We love to create new visual, tonal, and technical blue prints for existing organs that are tailored and innovative – yet securely founded in the history, engineering, and fine art of pipe organ building.
These are passion projects for us, often infiltrating our dreams with visions of breathtaking instruments that don’t yet exist – but could.
Imagine the Possibilities…
Imagine a 1860 Simmons and Wilcox pipe organ with the addition of a glass trumpet stop and a focal pipe in faceted glass. These drawings help us imagine what it could be like, but do little to show the actual luminous and remarkable quality of the glass, and nothing at all to show the quality of sound that would be produced. But we can imagine it together.
This historic instrument was painstakingly rescued and carefully restored. Some of the many changes made along the way include the addition of several new stops to more fully meet the needs of it’s current congregation. Carved beef bone covers replace the missing original ivory.

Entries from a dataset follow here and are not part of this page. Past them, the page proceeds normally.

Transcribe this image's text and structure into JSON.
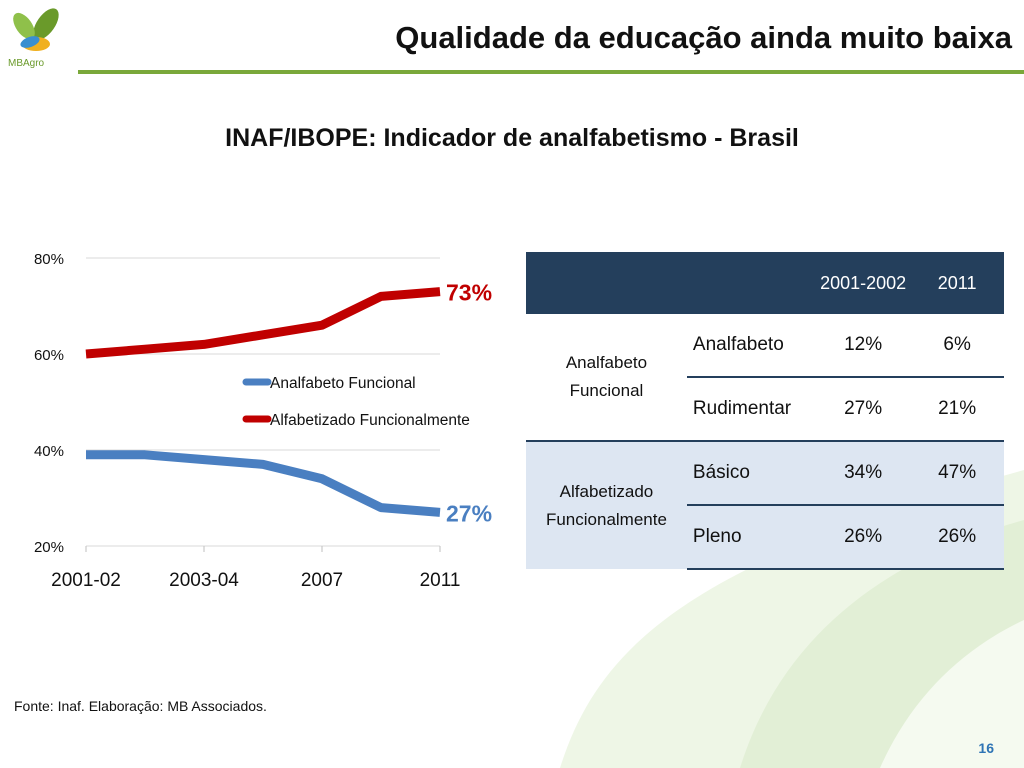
{
  "brand": {
    "logo_text": "MBAgro"
  },
  "header": {
    "title": "Qualidade da educação ainda muito baixa"
  },
  "chart_data": {
    "type": "line",
    "title": "INAF/IBOPE: Indicador de analfabetismo - Brasil",
    "x_tick_labels": [
      "2001-02",
      "2003-04",
      "2007",
      "2011"
    ],
    "x_points": 7,
    "y_ticks": [
      "20%",
      "40%",
      "60%",
      "80%"
    ],
    "ylim": [
      20,
      80
    ],
    "grid": true,
    "legend_position": "middle",
    "series": [
      {
        "name": "Analfabeto Funcional",
        "color": "#4a7fc1",
        "values": [
          39,
          39,
          38,
          37,
          34,
          28,
          27
        ],
        "end_label": "27%"
      },
      {
        "name": "Alfabetizado Funcionalmente",
        "color": "#c00000",
        "values": [
          60,
          61,
          62,
          64,
          66,
          72,
          73
        ],
        "end_label": "73%"
      }
    ]
  },
  "table": {
    "headers": [
      "2001-2002",
      "2011"
    ],
    "groups": [
      {
        "label": "Analfabeto Funcional",
        "rows": [
          {
            "level": "Analfabeto",
            "v1": "12%",
            "v2": "6%"
          },
          {
            "level": "Rudimentar",
            "v1": "27%",
            "v2": "21%"
          }
        ]
      },
      {
        "label": "Alfabetizado Funcionalmente",
        "rows": [
          {
            "level": "Básico",
            "v1": "34%",
            "v2": "47%"
          },
          {
            "level": "Pleno",
            "v1": "26%",
            "v2": "26%"
          }
        ]
      }
    ]
  },
  "footer": {
    "source": "Fonte: Inaf. Elaboração: MB Associados.",
    "page_number": "16"
  }
}
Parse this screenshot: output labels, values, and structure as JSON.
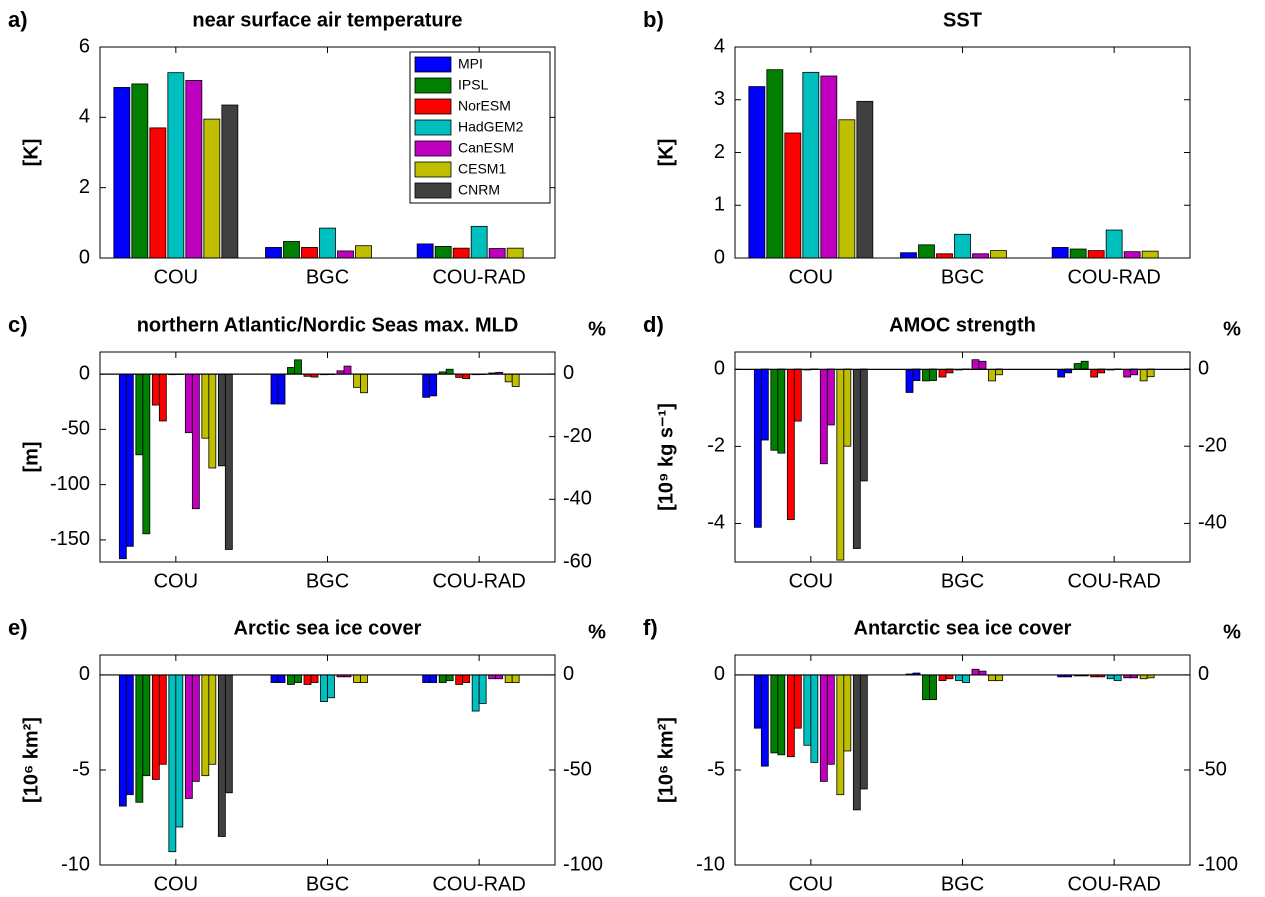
{
  "chart_data": [
    {
      "type": "bar",
      "panel_label": "a)",
      "title": "near surface air temperature",
      "ylabel": "[K]",
      "categories": [
        "COU",
        "BGC",
        "COU-RAD"
      ],
      "ylim": [
        0,
        6
      ],
      "yticks": [
        0,
        2,
        4,
        6
      ],
      "legend": "upper right",
      "series": [
        {
          "name": "MPI",
          "color": "#0000ff",
          "values": [
            4.85,
            0.3,
            0.4
          ]
        },
        {
          "name": "IPSL",
          "color": "#007f00",
          "values": [
            4.95,
            0.47,
            0.33
          ]
        },
        {
          "name": "NorESM",
          "color": "#ff0000",
          "values": [
            3.7,
            0.3,
            0.28
          ]
        },
        {
          "name": "HadGEM2",
          "color": "#00bfbf",
          "values": [
            5.27,
            0.85,
            0.9
          ]
        },
        {
          "name": "CanESM",
          "color": "#bf00bf",
          "values": [
            5.05,
            0.2,
            0.27
          ]
        },
        {
          "name": "CESM1",
          "color": "#bfbf00",
          "values": [
            3.95,
            0.35,
            0.28
          ]
        },
        {
          "name": "CNRM",
          "color": "#404040",
          "values": [
            4.35,
            null,
            null
          ]
        }
      ]
    },
    {
      "type": "bar",
      "panel_label": "b)",
      "title": "SST",
      "ylabel": "[K]",
      "categories": [
        "COU",
        "BGC",
        "COU-RAD"
      ],
      "ylim": [
        0,
        4
      ],
      "yticks": [
        0,
        1,
        2,
        3,
        4
      ],
      "series": [
        {
          "color": "#0000ff",
          "values": [
            3.25,
            0.1,
            0.2
          ]
        },
        {
          "color": "#007f00",
          "values": [
            3.57,
            0.25,
            0.17
          ]
        },
        {
          "color": "#ff0000",
          "values": [
            2.37,
            0.08,
            0.14
          ]
        },
        {
          "color": "#00bfbf",
          "values": [
            3.52,
            0.45,
            0.53
          ]
        },
        {
          "color": "#bf00bf",
          "values": [
            3.45,
            0.08,
            0.12
          ]
        },
        {
          "color": "#bfbf00",
          "values": [
            2.62,
            0.14,
            0.13
          ]
        },
        {
          "color": "#404040",
          "values": [
            2.97,
            null,
            null
          ]
        }
      ]
    },
    {
      "type": "bar",
      "panel_label": "c)",
      "title": "northern Atlantic/Nordic Seas max. MLD",
      "ylabel": "[m]",
      "y2label": "%",
      "categories": [
        "COU",
        "BGC",
        "COU-RAD"
      ],
      "ylim": [
        -170,
        20
      ],
      "yticks": [
        -150,
        -100,
        -50,
        0
      ],
      "y2lim": [
        -60,
        7
      ],
      "y2ticks": [
        -60,
        -40,
        -20,
        0
      ],
      "series": [
        {
          "color": "#0000ff",
          "values": [
            -167,
            -27,
            -21
          ]
        },
        {
          "color": "#0000ff",
          "axis": "y2",
          "values": [
            -55,
            -9.6,
            -7
          ]
        },
        {
          "color": "#007f00",
          "values": [
            -73,
            6,
            2
          ]
        },
        {
          "color": "#007f00",
          "axis": "y2",
          "values": [
            -51,
            4.5,
            1.5
          ]
        },
        {
          "color": "#ff0000",
          "values": [
            -28,
            -2,
            -3
          ]
        },
        {
          "color": "#ff0000",
          "axis": "y2",
          "values": [
            -15,
            -1,
            -1.5
          ]
        },
        {
          "color": "#00bfbf",
          "values": [
            0,
            0,
            0
          ]
        },
        {
          "color": "#00bfbf",
          "axis": "y2",
          "values": [
            0,
            0,
            0
          ]
        },
        {
          "color": "#bf00bf",
          "values": [
            -53,
            3,
            1
          ]
        },
        {
          "color": "#bf00bf",
          "axis": "y2",
          "values": [
            -43,
            2.5,
            0.5
          ]
        },
        {
          "color": "#bfbf00",
          "values": [
            -58,
            -12,
            -7
          ]
        },
        {
          "color": "#bfbf00",
          "axis": "y2",
          "values": [
            -30,
            -6,
            -4
          ]
        },
        {
          "color": "#404040",
          "values": [
            -83,
            null,
            null
          ]
        },
        {
          "color": "#404040",
          "axis": "y2",
          "values": [
            -56,
            null,
            null
          ]
        }
      ]
    },
    {
      "type": "bar",
      "panel_label": "d)",
      "title": "AMOC strength",
      "ylabel": "[10⁹ kg s⁻¹]",
      "y2label": "%",
      "categories": [
        "COU",
        "BGC",
        "COU-RAD"
      ],
      "ylim": [
        -5,
        0.45
      ],
      "yticks": [
        -4,
        -2,
        0
      ],
      "y2lim": [
        -50,
        4.4
      ],
      "y2ticks": [
        -40,
        -20,
        0
      ],
      "series": [
        {
          "color": "#0000ff",
          "values": [
            -4.1,
            -0.6,
            -0.2
          ]
        },
        {
          "color": "#0000ff",
          "axis": "y2",
          "values": [
            -18.4,
            -3,
            -1
          ]
        },
        {
          "color": "#007f00",
          "values": [
            -2.1,
            -0.3,
            0.15
          ]
        },
        {
          "color": "#007f00",
          "axis": "y2",
          "values": [
            -21.8,
            -3,
            2
          ]
        },
        {
          "color": "#ff0000",
          "values": [
            -3.9,
            -0.2,
            -0.2
          ]
        },
        {
          "color": "#ff0000",
          "axis": "y2",
          "values": [
            -13.5,
            -1,
            -1
          ]
        },
        {
          "color": "#00bfbf",
          "values": [
            0,
            0,
            0
          ]
        },
        {
          "color": "#00bfbf",
          "axis": "y2",
          "values": [
            0,
            0,
            0
          ]
        },
        {
          "color": "#bf00bf",
          "values": [
            -2.45,
            0.25,
            -0.2
          ]
        },
        {
          "color": "#bf00bf",
          "axis": "y2",
          "values": [
            -14.5,
            2,
            -1.5
          ]
        },
        {
          "color": "#bfbf00",
          "values": [
            -4.95,
            -0.3,
            -0.3
          ]
        },
        {
          "color": "#bfbf00",
          "axis": "y2",
          "values": [
            -20,
            -1.5,
            -2
          ]
        },
        {
          "color": "#404040",
          "values": [
            -4.65,
            null,
            null
          ]
        },
        {
          "color": "#404040",
          "axis": "y2",
          "values": [
            -29,
            null,
            null
          ]
        }
      ]
    },
    {
      "type": "bar",
      "panel_label": "e)",
      "title": "Arctic sea ice cover",
      "ylabel": "[10⁶ km²]",
      "y2label": "%",
      "categories": [
        "COU",
        "BGC",
        "COU-RAD"
      ],
      "ylim": [
        -10,
        1.05
      ],
      "yticks": [
        -10,
        -5,
        0
      ],
      "y2lim": [
        -100,
        10.5
      ],
      "y2ticks": [
        -100,
        -50,
        0
      ],
      "series": [
        {
          "color": "#0000ff",
          "values": [
            -6.9,
            -0.4,
            -0.4
          ]
        },
        {
          "color": "#0000ff",
          "axis": "y2",
          "values": [
            -63,
            -4,
            -4
          ]
        },
        {
          "color": "#007f00",
          "values": [
            -6.7,
            -0.5,
            -0.4
          ]
        },
        {
          "color": "#007f00",
          "axis": "y2",
          "values": [
            -53,
            -4,
            -3
          ]
        },
        {
          "color": "#ff0000",
          "values": [
            -5.5,
            -0.5,
            -0.5
          ]
        },
        {
          "color": "#ff0000",
          "axis": "y2",
          "values": [
            -47,
            -4,
            -4
          ]
        },
        {
          "color": "#00bfbf",
          "values": [
            -9.3,
            -1.4,
            -1.9
          ]
        },
        {
          "color": "#00bfbf",
          "axis": "y2",
          "values": [
            -80,
            -12,
            -15
          ]
        },
        {
          "color": "#bf00bf",
          "values": [
            -6.5,
            -0.1,
            -0.2
          ]
        },
        {
          "color": "#bf00bf",
          "axis": "y2",
          "values": [
            -56,
            -1,
            -2
          ]
        },
        {
          "color": "#bfbf00",
          "values": [
            -5.3,
            -0.4,
            -0.4
          ]
        },
        {
          "color": "#bfbf00",
          "axis": "y2",
          "values": [
            -47,
            -4,
            -4
          ]
        },
        {
          "color": "#404040",
          "values": [
            -8.5,
            null,
            null
          ]
        },
        {
          "color": "#404040",
          "axis": "y2",
          "values": [
            -62,
            null,
            null
          ]
        }
      ]
    },
    {
      "type": "bar",
      "panel_label": "f)",
      "title": "Antarctic sea ice cover",
      "ylabel": "[10⁶ km²]",
      "y2label": "%",
      "categories": [
        "COU",
        "BGC",
        "COU-RAD"
      ],
      "ylim": [
        -10,
        1.05
      ],
      "yticks": [
        -10,
        -5,
        0
      ],
      "y2lim": [
        -100,
        10.5
      ],
      "y2ticks": [
        -100,
        -50,
        0
      ],
      "series": [
        {
          "color": "#0000ff",
          "values": [
            -2.8,
            0.05,
            -0.1
          ]
        },
        {
          "color": "#0000ff",
          "axis": "y2",
          "values": [
            -48,
            1,
            -1
          ]
        },
        {
          "color": "#007f00",
          "values": [
            -4.1,
            -1.3,
            -0.05
          ]
        },
        {
          "color": "#007f00",
          "axis": "y2",
          "values": [
            -42,
            -13,
            -0.5
          ]
        },
        {
          "color": "#ff0000",
          "values": [
            -4.3,
            -0.3,
            -0.1
          ]
        },
        {
          "color": "#ff0000",
          "axis": "y2",
          "values": [
            -28,
            -2,
            -1
          ]
        },
        {
          "color": "#00bfbf",
          "values": [
            -3.7,
            -0.3,
            -0.2
          ]
        },
        {
          "color": "#00bfbf",
          "axis": "y2",
          "values": [
            -46,
            -4,
            -3
          ]
        },
        {
          "color": "#bf00bf",
          "values": [
            -5.6,
            0.3,
            -0.15
          ]
        },
        {
          "color": "#bf00bf",
          "axis": "y2",
          "values": [
            -47,
            2,
            -1.5
          ]
        },
        {
          "color": "#bfbf00",
          "values": [
            -6.3,
            -0.3,
            -0.2
          ]
        },
        {
          "color": "#bfbf00",
          "axis": "y2",
          "values": [
            -40,
            -3,
            -1.5
          ]
        },
        {
          "color": "#404040",
          "values": [
            -7.1,
            null,
            null
          ]
        },
        {
          "color": "#404040",
          "axis": "y2",
          "values": [
            -60,
            null,
            null
          ]
        }
      ]
    }
  ]
}
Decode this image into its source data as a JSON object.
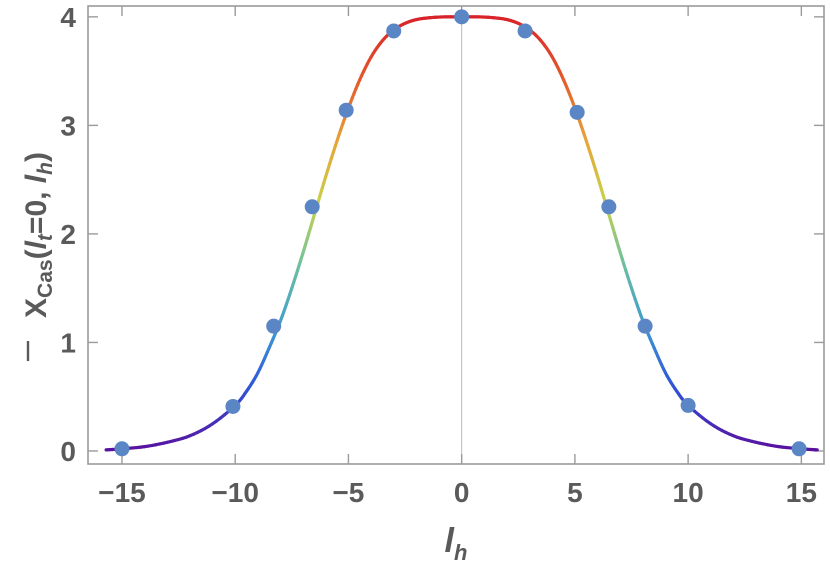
{
  "chart_data": {
    "type": "line",
    "xlabel": {
      "main": "l",
      "sub": "h"
    },
    "ylabel": {
      "bar": "X",
      "sub": "Cas",
      "open": "(",
      "l1": "l",
      "l1sub": "t",
      "eq": "=0, ",
      "l2": "l",
      "l2sub": "h",
      "close": ")"
    },
    "xlim": [
      -16.5,
      16
    ],
    "ylim": [
      -0.12,
      4.1
    ],
    "xticks": [
      -15,
      -10,
      -5,
      0,
      5,
      10,
      15
    ],
    "xtick_labels": [
      "−15",
      "−10",
      "−5",
      "0",
      "5",
      "10",
      "15"
    ],
    "yticks": [
      0,
      1,
      2,
      3,
      4
    ],
    "ytick_labels": [
      "0",
      "1",
      "2",
      "3",
      "4"
    ],
    "grid": false,
    "curve": {
      "description_type": "smooth line colored by value (rainbow: purple at 0, red at 4)",
      "x": [
        -15.7,
        -15,
        -14,
        -13,
        -12,
        -11,
        -10,
        -9.5,
        -9,
        -8.5,
        -8,
        -7.5,
        -7,
        -6.5,
        -6,
        -5.5,
        -5,
        -4.5,
        -4,
        -3.5,
        -3,
        -2.5,
        -2,
        -1.5,
        -1,
        -0.5,
        0,
        0.5,
        1,
        1.5,
        2,
        2.5,
        3,
        3.5,
        4,
        4.5,
        5,
        5.5,
        6,
        6.5,
        7,
        7.5,
        8,
        8.5,
        9,
        9.5,
        10,
        11,
        12,
        13,
        14,
        15,
        15.7
      ],
      "y": [
        0.01,
        0.02,
        0.04,
        0.08,
        0.14,
        0.25,
        0.42,
        0.55,
        0.72,
        0.95,
        1.2,
        1.5,
        1.83,
        2.18,
        2.53,
        2.86,
        3.16,
        3.42,
        3.63,
        3.78,
        3.88,
        3.94,
        3.975,
        3.99,
        3.998,
        4.0,
        4.0,
        4.0,
        3.998,
        3.99,
        3.975,
        3.94,
        3.88,
        3.78,
        3.63,
        3.42,
        3.16,
        2.86,
        2.53,
        2.18,
        1.83,
        1.5,
        1.2,
        0.95,
        0.72,
        0.55,
        0.42,
        0.25,
        0.14,
        0.08,
        0.04,
        0.02,
        0.01
      ]
    },
    "points": {
      "color": "#5b86c6",
      "x": [
        -15,
        -10.1,
        -8.3,
        -6.6,
        -5.1,
        -3,
        0,
        2.8,
        5.1,
        6.5,
        8.1,
        10,
        14.9
      ],
      "y": [
        0.02,
        0.41,
        1.15,
        2.25,
        3.14,
        3.87,
        4.0,
        3.87,
        3.12,
        2.25,
        1.15,
        0.42,
        0.02
      ]
    },
    "colors": {
      "frame": "#9a9a9a",
      "zero_line": "#bbbbbb",
      "text": "#5a5a5a",
      "gradient": [
        "#5a0f9e",
        "#2f52d8",
        "#3f9bd0",
        "#6cc0a0",
        "#c8d24a",
        "#e6a43a",
        "#e35a2b",
        "#d8232a"
      ]
    }
  }
}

A new wind chest was constructed with several new stops. The pedal stops were expanded, and changed to operate electrically. Bellows pumped by hand were replaced with an electric blower, and the original mechanical system was replaced with a modern electro-pneumatic stop action, plus a modern combination system that allows the organist to store and use various tonal combinations. This instrument is a perfect example of the many historic innovations in pipe organ building through the years, and as such, it is a ever-evolving work of fine art and craftsmanship. In fact, most pipe organs of this age are a Frankenstein-like amalgam of old and new, but this is not a flaw. Rather, this is a celebration of the many gifts of innovation God has given His people through the centuries, each one building on the last. Innovation is written all through this jewel of an instrument as if it were written on the pages of a book.
The exceptionally beautiful chestnut casework of this instrument is at home in a church where there are glorious stained glass windows along the other three walls of the sanctuary and in the ceiling. The front of the sanctuary is the only place there is no art glass. Adding a glass stop and a faceted glass focal pipe would be a history-making addition that would bring the sanctuary into visual (and musical) harmony and balance.
The colors of the glass were chosen to match existing art glass in the sanctuary, and the proposed design is as modern as the electro-pneumatic stop action while being respectful of centuries of pipe organ history. Our drawings fail to show the luminous quality and flowing movement in the glass, or the impact that light and reflections have in a sanctuary.
Imagine the possibilities of luminous glass in the pipe organ!
Glass organ pipes by Xaver Wilhelmy.
At the heart of our work as pipe organ builders is the desire to release God’s beauty in the earth. We facilitate worship by taking good care of the instruments we serve, and supporting the musicians that play them. We release God’s “lux aeterna” through our innovative work with glass and we gratefully respect and use the gifts of innovation and beauty that we have been given.
There have been many innovations in the last five centuries of pipe organ building, many of them represented in this single instrument as it has evolved. The addition of the trumpet stop along with the center faceted glass pipe would be a history in the making. Together we can release light, beauty, and grace into the earth.